Writing has helped me to come to terms with a depression.  Seems depression grabbed at me that first winter here and steadily become worse.  I mean everyone from time to time gets a little bout of it and then something bright and wonderful happens and we get over it and move on.  In my life whenever I’ve needed a quick fix from the blues, I simply take off somewhere by myself and hang out with me, then I figure out what to change in my life to make it brighter and I go for it and it usually all goes uphill from there.  But this time the down-n-outs grabbed hard.  I tried everything I could think of to make a positive change for the better, but it seemed my motivation lagged and I would still end up in the slumps.  And since children are taught better by example than most anything else, I felt like I was failing them, like I was about to drown and going under fast.  But I don’t like whining; I don’t like sympathy and I especially don’t like to feel sorry for myself and so I desperately searched and searched for that positive girl I was – like where the hell did she go?  And why?
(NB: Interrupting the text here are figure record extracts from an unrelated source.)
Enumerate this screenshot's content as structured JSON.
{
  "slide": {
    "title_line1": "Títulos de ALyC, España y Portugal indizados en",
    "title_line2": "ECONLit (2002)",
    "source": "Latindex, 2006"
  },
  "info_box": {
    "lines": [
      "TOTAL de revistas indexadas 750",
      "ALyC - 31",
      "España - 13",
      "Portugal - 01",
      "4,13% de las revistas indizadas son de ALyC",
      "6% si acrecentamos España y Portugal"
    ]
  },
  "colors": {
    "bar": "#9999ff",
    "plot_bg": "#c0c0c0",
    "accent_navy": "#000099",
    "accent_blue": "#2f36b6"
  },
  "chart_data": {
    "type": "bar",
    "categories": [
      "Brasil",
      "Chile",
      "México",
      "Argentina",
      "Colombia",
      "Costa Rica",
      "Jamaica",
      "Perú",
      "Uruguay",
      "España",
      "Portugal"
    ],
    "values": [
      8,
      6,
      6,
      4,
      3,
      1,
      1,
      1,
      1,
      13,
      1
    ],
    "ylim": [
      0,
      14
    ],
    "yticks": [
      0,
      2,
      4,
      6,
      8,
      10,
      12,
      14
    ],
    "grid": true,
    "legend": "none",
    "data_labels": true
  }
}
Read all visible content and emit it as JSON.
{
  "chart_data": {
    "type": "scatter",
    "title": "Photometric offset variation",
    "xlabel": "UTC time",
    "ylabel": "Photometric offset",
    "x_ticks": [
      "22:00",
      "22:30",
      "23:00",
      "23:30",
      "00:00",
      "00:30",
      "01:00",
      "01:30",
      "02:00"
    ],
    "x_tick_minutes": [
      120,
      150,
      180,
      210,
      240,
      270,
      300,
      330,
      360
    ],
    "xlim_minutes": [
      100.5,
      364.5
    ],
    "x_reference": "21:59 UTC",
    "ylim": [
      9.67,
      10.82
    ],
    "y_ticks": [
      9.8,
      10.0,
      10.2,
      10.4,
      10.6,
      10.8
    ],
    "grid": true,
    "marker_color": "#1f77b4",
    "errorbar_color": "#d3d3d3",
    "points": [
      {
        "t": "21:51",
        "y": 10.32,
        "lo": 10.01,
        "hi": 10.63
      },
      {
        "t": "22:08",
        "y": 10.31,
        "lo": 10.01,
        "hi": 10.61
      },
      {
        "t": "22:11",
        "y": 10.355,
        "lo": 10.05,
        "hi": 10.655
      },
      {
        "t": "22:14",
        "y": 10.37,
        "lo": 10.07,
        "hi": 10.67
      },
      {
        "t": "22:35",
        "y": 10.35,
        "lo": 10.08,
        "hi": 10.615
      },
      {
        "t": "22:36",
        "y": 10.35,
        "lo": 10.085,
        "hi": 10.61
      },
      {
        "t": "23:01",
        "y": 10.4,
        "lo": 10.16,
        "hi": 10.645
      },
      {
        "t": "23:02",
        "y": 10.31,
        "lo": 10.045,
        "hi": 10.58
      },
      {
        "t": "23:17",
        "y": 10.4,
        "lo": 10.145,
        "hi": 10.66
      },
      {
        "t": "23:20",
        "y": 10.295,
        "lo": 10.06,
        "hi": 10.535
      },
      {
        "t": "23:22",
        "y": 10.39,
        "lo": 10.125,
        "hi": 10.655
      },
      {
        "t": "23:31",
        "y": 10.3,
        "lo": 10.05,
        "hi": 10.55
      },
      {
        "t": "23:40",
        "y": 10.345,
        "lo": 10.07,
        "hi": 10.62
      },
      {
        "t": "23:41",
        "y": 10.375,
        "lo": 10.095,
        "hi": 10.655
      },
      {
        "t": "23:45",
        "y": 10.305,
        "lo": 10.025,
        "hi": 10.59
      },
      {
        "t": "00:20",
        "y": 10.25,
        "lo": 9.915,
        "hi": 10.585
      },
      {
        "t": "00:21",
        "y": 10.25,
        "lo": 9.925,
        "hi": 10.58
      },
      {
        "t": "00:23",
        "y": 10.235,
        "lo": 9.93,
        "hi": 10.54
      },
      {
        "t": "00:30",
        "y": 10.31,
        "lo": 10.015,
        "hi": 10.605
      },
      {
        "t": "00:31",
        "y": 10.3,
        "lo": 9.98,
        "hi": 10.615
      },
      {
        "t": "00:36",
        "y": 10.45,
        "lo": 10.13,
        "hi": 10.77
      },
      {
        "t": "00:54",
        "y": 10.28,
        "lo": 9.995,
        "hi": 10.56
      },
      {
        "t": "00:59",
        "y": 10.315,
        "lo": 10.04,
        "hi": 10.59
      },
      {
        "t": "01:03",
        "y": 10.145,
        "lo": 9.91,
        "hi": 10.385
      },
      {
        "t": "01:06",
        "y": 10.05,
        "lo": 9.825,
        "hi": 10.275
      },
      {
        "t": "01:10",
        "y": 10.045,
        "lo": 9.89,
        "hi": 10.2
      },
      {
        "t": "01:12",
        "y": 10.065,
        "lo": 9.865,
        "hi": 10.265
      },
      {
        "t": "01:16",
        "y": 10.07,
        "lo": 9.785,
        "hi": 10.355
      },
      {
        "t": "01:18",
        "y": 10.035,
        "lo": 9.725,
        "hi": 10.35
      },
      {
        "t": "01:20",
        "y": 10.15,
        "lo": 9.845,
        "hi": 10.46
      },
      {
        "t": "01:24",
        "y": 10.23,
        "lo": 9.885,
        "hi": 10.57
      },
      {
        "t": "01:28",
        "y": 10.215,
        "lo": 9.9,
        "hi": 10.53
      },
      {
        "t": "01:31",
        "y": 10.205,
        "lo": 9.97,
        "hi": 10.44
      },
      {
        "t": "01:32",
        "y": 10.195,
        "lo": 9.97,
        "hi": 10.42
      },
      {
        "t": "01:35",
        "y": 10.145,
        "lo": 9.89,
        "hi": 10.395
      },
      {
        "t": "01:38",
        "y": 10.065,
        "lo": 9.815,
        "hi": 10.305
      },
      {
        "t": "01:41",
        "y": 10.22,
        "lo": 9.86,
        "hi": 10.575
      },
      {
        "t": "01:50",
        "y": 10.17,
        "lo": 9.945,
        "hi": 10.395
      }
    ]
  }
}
Then one morning my brain woke up with a song in my head that I had actually written in a dream.  Now, I am no songwriter.  I am certainly not a musician or a singer – can’t carry a tune in a bucket, but I heard this whole song in my head – and this particular song had a doggone story that went with it.  So I wrote it down.  Turned out to be pretty good therapy!  It felt good.  Even though I rewrote the story 257 times.  It still felt good.  So that is pretty much why I write.  I enjoy it; it keeps me sane; and it usually gets me out of folding laundry.  My grammar is not perfect and I struggle with the story telling.  But, who cares, it’s fun.  This blog is simply a way of putting me out there for the big ol’ world and no one has to read it to make me feel better.  Believe it or not it is a confidence booster.  I don’t get bored and I manage to stay pretty positive.  Oh, sometimes I slip a little and start to get teary eyed, but then I think I have a lot to be thankful for.  Two bright and beautiful children, a devoted hard working husband, a home that’s paid for, a few friends, family close by, food on the table and Microsoft Word 7.
Guess what?  I am not done yet, this is my temporary place right now – I’ve been around a little bit, enough to know what I like – oceans and mountains - I’m thinking Hawaii or Northern CA coast or maybe I’ll just wander on down to Florida (I REALLY like Florida) – so when the time comes, we’ll just do it, same as we always do and probably just as spontaneous.